4. The Omni Jacksonville Hotel. Relax in style at this upscale property. Plush robes, a 42” television and super-soft foam and feather pillows come standard in all 354 luxury guest rooms. Unrivaled views of downtown are best seen from the deck of the rooftop heated swimming pool. For theater lovers, there’s no better place to stay when attending a show at the Times-Union Center for the Performing Arts across the street.
5. The Casa Marina Hotel. This hotel has seen a few changes since it first opened in 1925, but its 25 guest rooms and parlor suites still reflect the timeless sophistication of the hotel’s early days. Guests at this Jacksonville Beach landmark are mere steps away from the Atlantic Ocean, making it a suitable option for a romantic weekend getaway.
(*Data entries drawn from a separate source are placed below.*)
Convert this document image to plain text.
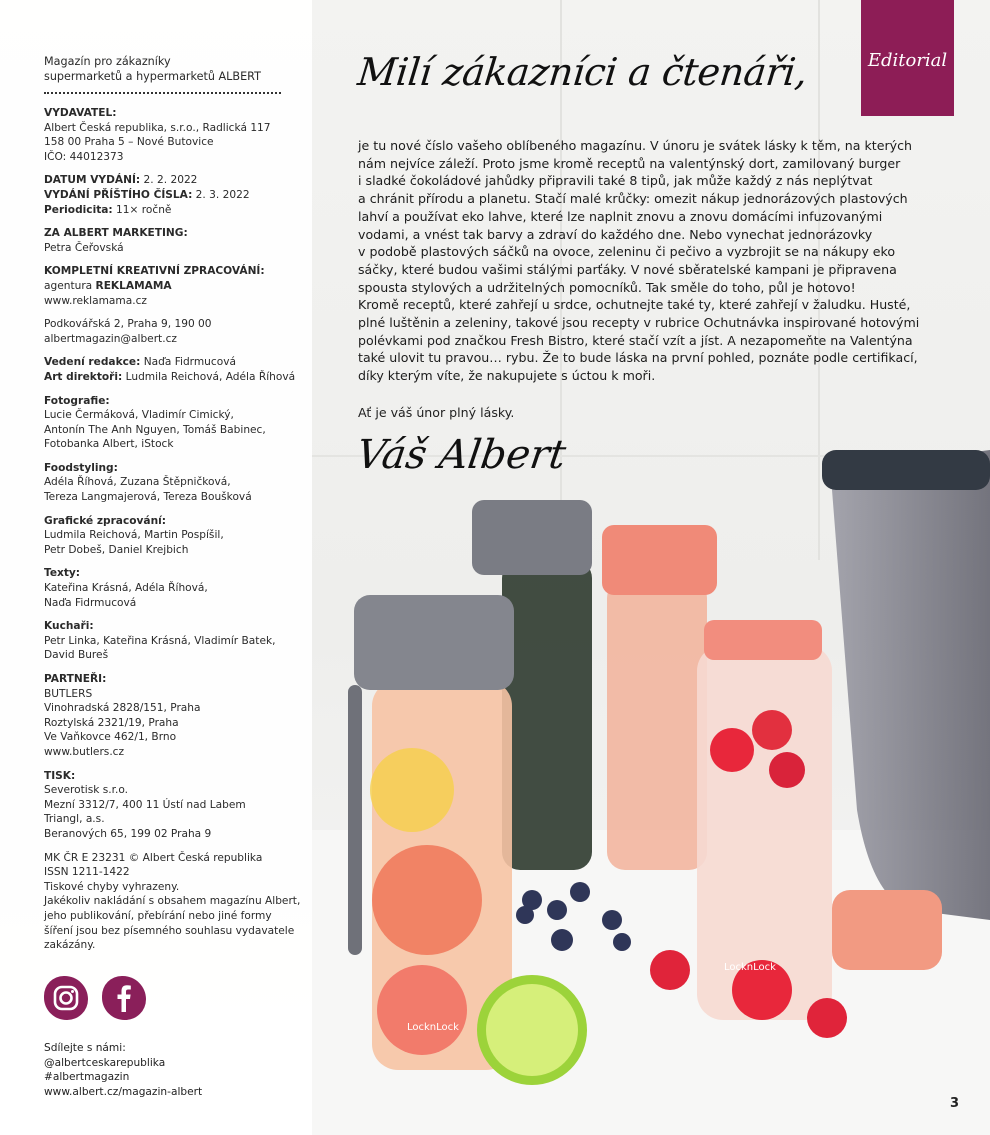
LocknLock
LocknLock
Magazín pro zákazníky
supermarketů a hypermarketů ALBERT
VYDAVATEL:
Albert Česká republika, s.r.o., Radlická 117
158 00 Praha 5 – Nové Butovice
IČO: 44012373
DATUM VYDÁNÍ: 2. 2. 2022
VYDÁNÍ PŘÍŠTÍHO ČÍSLA: 2. 3. 2022
Periodicita: 11× ročně
ZA ALBERT MARKETING:
Petra Čeřovská
KOMPLETNÍ KREATIVNÍ ZPRACOVÁNÍ:
agentura REKLAMAMA
www.reklamama.cz
Podkovářská 2, Praha 9, 190 00
albertmagazin@albert.cz
Vedení redakce: Naďa Fidrmucová
Art direktoři: Ludmila Reichová, Adéla Říhová
Fotografie:
Lucie Čermáková, Vladimír Cimický,
Antonín The Anh Nguyen, Tomáš Babinec,
Fotobanka Albert, iStock
Foodstyling:
Adéla Říhová, Zuzana Štěpničková,
Tereza Langmajerová, Tereza Boušková
Grafické zpracování:
Ludmila Reichová, Martin Pospíšil,
Petr Dobeš, Daniel Krejbich
Texty:
Kateřina Krásná, Adéla Říhová,
Naďa Fidrmucová
Kuchaři:
Petr Linka, Kateřina Krásná, Vladimír Batek,
David Bureš
PARTNEŘI:
BUTLERS
Vinohradská 2828/151, Praha
Roztylská 2321/19, Praha
Ve Vaňkovce 462/1, Brno
www.butlers.cz
TISK:
Severotisk s.r.o.
Mezní 3312/7, 400 11 Ústí nad Labem
Triangl, a.s.
Beranových 65, 199 02 Praha 9
MK ČR E 23231 © Albert Česká republika
ISSN 1211-1422
Tiskové chyby vyhrazeny.
Jakékoliv nakládání s obsahem magazínu Albert,
jeho publikování, přebírání nebo jiné formy
šíření jsou bez písemného souhlasu vydavatele
zakázány.
Sdílejte s námi:
@albertceskarepublika
#albertmagazin
www.albert.cz/magazin-albert
Editorial
Milí zákazníci a čtenáři,
je tu nové číslo vašeho oblíbeného magazínu. V únoru je svátek lásky k těm, na kterých
nám nejvíce záleží. Proto jsme kromě receptů na valentýnský dort, zamilovaný burger
i sladké čokoládové jahůdky připravili také 8 tipů, jak může každý z nás neplýtvat
a chránit přírodu a planetu. Stačí malé krůčky: omezit nákup jednorázových plastových
lahví a používat eko lahve, které lze naplnit znovu a znovu domácími infuzovanými
vodami, a vnést tak barvy a zdraví do každého dne. Nebo vynechat jednorázovky
v podobě plastových sáčků na ovoce, zeleninu či pečivo a vyzbrojit se na nákupy eko
sáčky, které budou vašimi stálými parťáky. V nové sběratelské kampani je připravena
spousta stylových a udržitelných pomocníků. Tak směle do toho, půl je hotovo!
Kromě receptů, které zahřejí u srdce, ochutnejte také ty, které zahřejí v žaludku. Husté,
plné luštěnin a zeleniny, takové jsou recepty v rubrice Ochutnávka inspirované hotovými
polévkami pod značkou Fresh Bistro, které stačí vzít a jíst. A nezapomeňte na Valentýna
také ulovit tu pravou… rybu. Že to bude láska na první pohled, poznáte podle certifikací,
díky kterým víte, že nakupujete s úctou k moři.
Ať je váš únor plný lásky.
Váš Albert
3
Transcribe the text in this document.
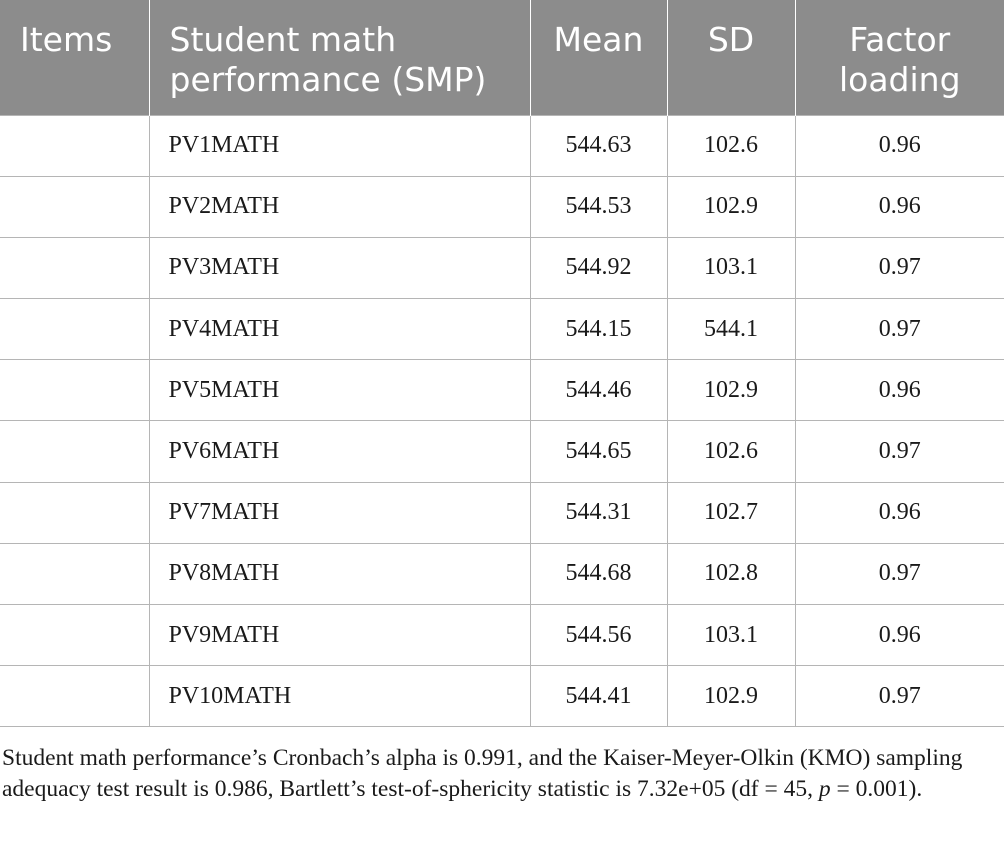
Items	Student math performance (SMP)	Mean	SD	Factor loading
	PV1MATH	544.63	102.6	0.96
	PV2MATH	544.53	102.9	0.96
	PV3MATH	544.92	103.1	0.97
	PV4MATH	544.15	544.1	0.97
	PV5MATH	544.46	102.9	0.96
	PV6MATH	544.65	102.6	0.97
	PV7MATH	544.31	102.7	0.96
	PV8MATH	544.68	102.8	0.97
	PV9MATH	544.56	103.1	0.96
	PV10MATH	544.41	102.9	0.97

Student math performance’s Cronbach’s alpha is 0.991, and the Kaiser-Meyer-Olkin (KMO) sampling adequacy test result is 0.986, Bartlett’s test-of-sphericity statistic is 7.32e+05 (df = 45, p = 0.001).
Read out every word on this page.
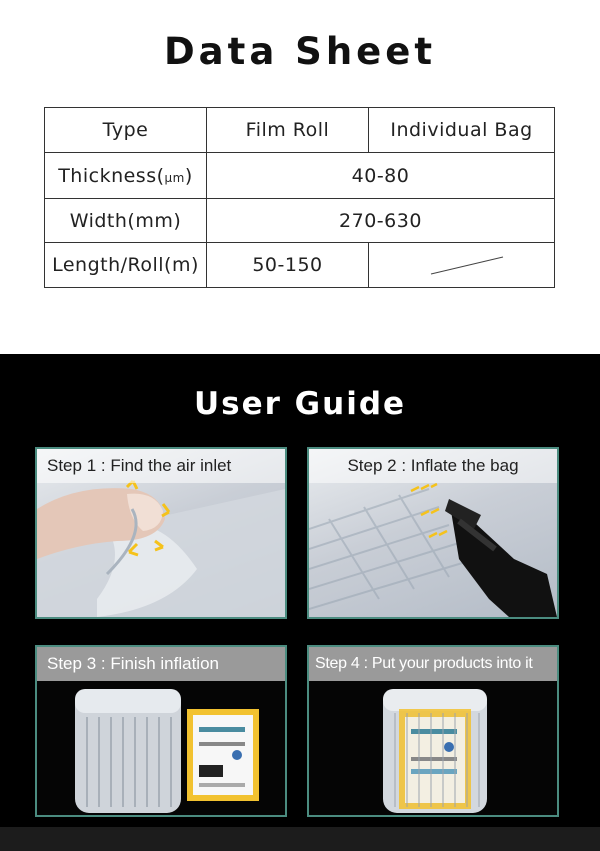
Data Sheet
Type	Film Roll	Individual Bag
Thickness(μm)	40-80	
Width(mm)	270-630	
Length/Roll(m)	50-150	
User Guide
Step 1 : Find the air inlet	Step 2 : Inflate the bag
Step 3 : Finish inflation	Step 4 : Put your products into it
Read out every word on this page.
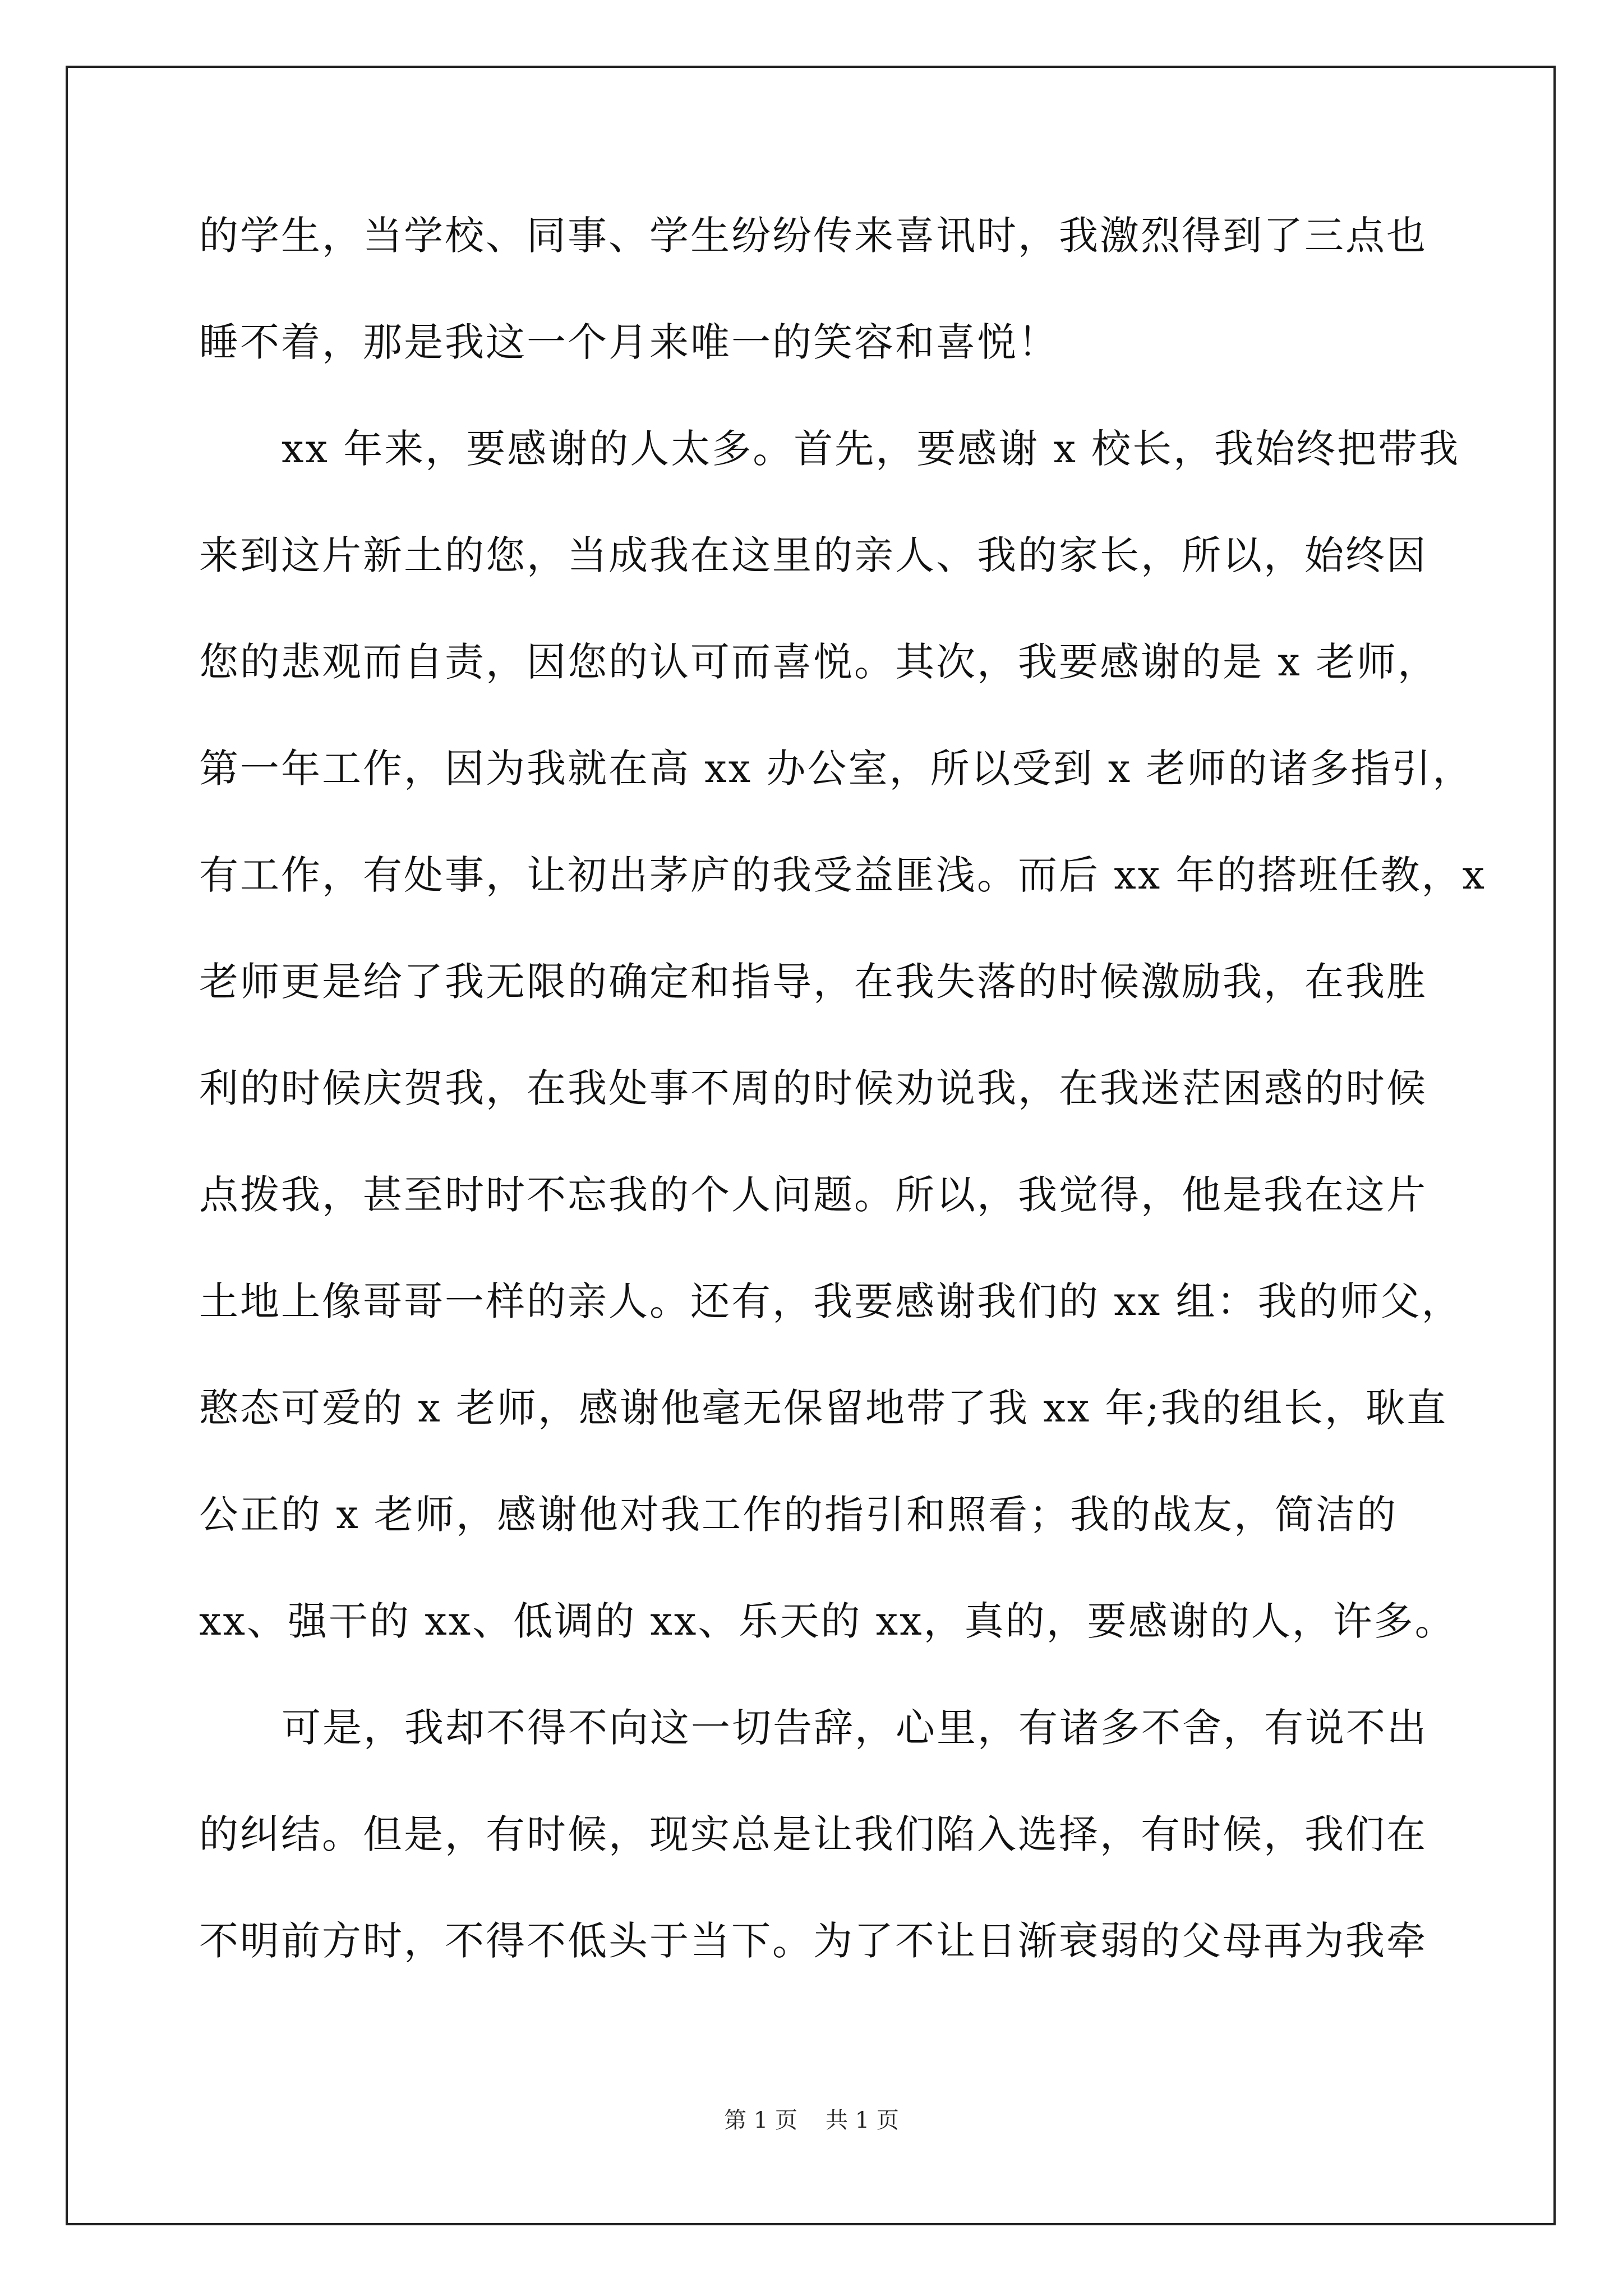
的学生，当学校、同事、学生纷纷传来喜讯时，我激烈得到了三点也
睡不着，那是我这一个月来唯一的笑容和喜悦！
xx 年来，要感谢的人太多。首先，要感谢 x 校长，我始终把带我
来到这片新土的您，当成我在这里的亲人、我的家长，所以，始终因
您的悲观而自责，因您的认可而喜悦。其次，我要感谢的是 x 老师，
第一年工作，因为我就在高 xx 办公室，所以受到 x 老师的诸多指引，
有工作，有处事，让初出茅庐的我受益匪浅。而后 xx 年的搭班任教，x
老师更是给了我无限的确定和指导，在我失落的时候激励我，在我胜
利的时候庆贺我，在我处事不周的时候劝说我，在我迷茫困惑的时候
点拨我，甚至时时不忘我的个人问题。所以，我觉得，他是我在这片
土地上像哥哥一样的亲人。还有，我要感谢我们的 xx 组：我的师父，
憨态可爱的 x 老师，感谢他毫无保留地带了我 xx 年;我的组长，耿直
公正的 x 老师，感谢他对我工作的指引和照看；我的战友，简洁的
xx、强干的 xx、低调的 xx、乐天的 xx，真的，要感谢的人，许多。
可是，我却不得不向这一切告辞，心里，有诸多不舍，有说不出
的纠结。但是，有时候，现实总是让我们陷入选择，有时候，我们在
不明前方时，不得不低头于当下。为了不让日渐衰弱的父母再为我牵
第 1 页 共 1 页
If you don’t mind a bit of a drive, it would be worth your time to stay at The Ritz-Carlton, Amelia Island, a Forbes Travel Guide Four-Star hotel. About 40 miles north of the city, the Ritz has a Four-Star spa as well. Another spot that is further out is Sea Island on Georgia’s southern coast, which is home to two Five-Star hotels: The Lodge at Sea Island Golf Club and The Cloister. At The Cloister, be sure to take advantage of the hotel’s Five-Star restaurant and spa.